Kinberg: One thing that’s unique to it is that it’s always been about a family.  Most comic book superhero movies are about a superhero protagonist or a superhero group.  But they’re ever really exploring what it is to be family.  And when I first read the comic that’s what was so compelling about it.  I think the reason it’s endured this long, the powers are great, but the defining thing is the surrogate family.  That’s something we really spent a long time talking about and putting into the film.  I think that will differentiate us as well from all of the different superheroes and superhero groups out there.

Regarding any specific comic runs that this film is pulling from:

Kinberg: Yeah, I think The Ultimate Fantastic Four is probably our biggest influence because it’s the younger Fantastic Four.  And a lot of the science specifics are there.  And a lot of the means of transformation we took from those books. As you’ll see a little bit in the trailer and a lot in the movie, there are influences really from the beginning of what Kirby and Stan were doing in the 60’s all the way up into the present day.  I’ve done it both ways from adapting a specific story-line like Days of Future Past or jumping off like in First Class and using more of the mythology of the characters without necessarily adhering to an existing plot line.  This is an origin story in many regards and it is inspired by The Ultimate Fantastic Four as much as anything else.

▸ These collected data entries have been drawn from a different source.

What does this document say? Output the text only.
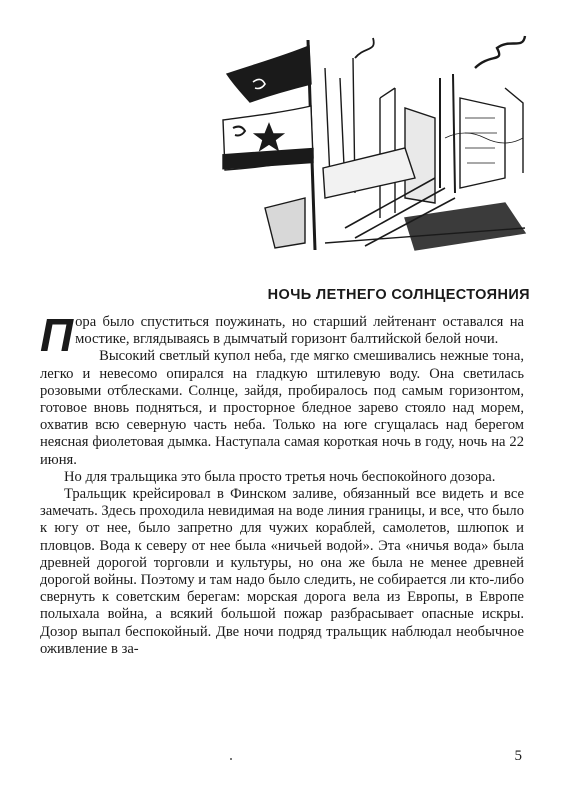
НОЧЬ ЛЕТНЕГО СОЛНЦЕСТОЯНИЯ

Пора было спуститься поужинать, но старший лейтенант оставался на мостике, вглядываясь в дымчатый горизонт балтийской белой ночи.

Высокий светлый купол неба, где мягко смешивались нежные тона, легко и невесомо опирался на гладкую штилевую воду. Она светилась розовыми отблесками. Солнце, зайдя, пробиралось под самым горизонтом, готовое вновь подняться, и просторное бледное зарево стояло над морем, охватив всю северную часть неба. Только на юге сгущалась над берегом неясная фиолетовая дымка. Наступала самая короткая ночь в году, ночь на 22 июня.

Но для тральщика это была просто третья ночь беспокойного дозора.

Тральщик крейсировал в Финском заливе, обязанный все видеть и все замечать. Здесь проходила невидимая на воде линия границы, и все, что было к югу от нее, было запретно для чужих кораблей, самолетов, шлюпок и пловцов. Вода к северу от нее была «ничьей водой». Эта «ничья вода» была древней дорогой торговли и культуры, но она же была не менее древней дорогой войны. Поэтому и там надо было следить, не собирается ли кто-либо свернуть к советским берегам: морская дорога вела из Европы, в Европе полыхала война, а всякий большой пожар разбрасывает опасные искры. Дозор выпал беспокойный. Две ночи подряд тральщик наблюдал необычное оживление в за-

5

And while they were tight-lipped about the plot, this is what Trank was willing to release insofar as story-specifics:

I would just say that this is a modern telling of how these four iconic characters came together and came to be.

Be sure to check out the entire interview on Collider, which goes into detail regarding casting for the new team and their discussion of what composer Phillip Glass (!!!) will be bringing to the production.

The Fantastic Four, which stars Michael B. Jordan, Miles Teller, Kate Mara, Jamie Bell and Toby Kebbell, will be released on August 7th.


  1. Oooof. Marvel doesn’t need to do anything strategic with the comic to get the rights back. This movie will do the work for them. David Cronenberg & Phillip Glass? Brother.

  2. The fact that The Ultimate Fantastic Four is the biggest influence on the film doesn’t make me feel any better about it as I thought the comic book series and the various follow-ups were not too good.

  3. I just saw the trailer, and it looks promising to me!
    David Cronenberg & Phillip Glass? Those are names that make me sit upright in anticipation!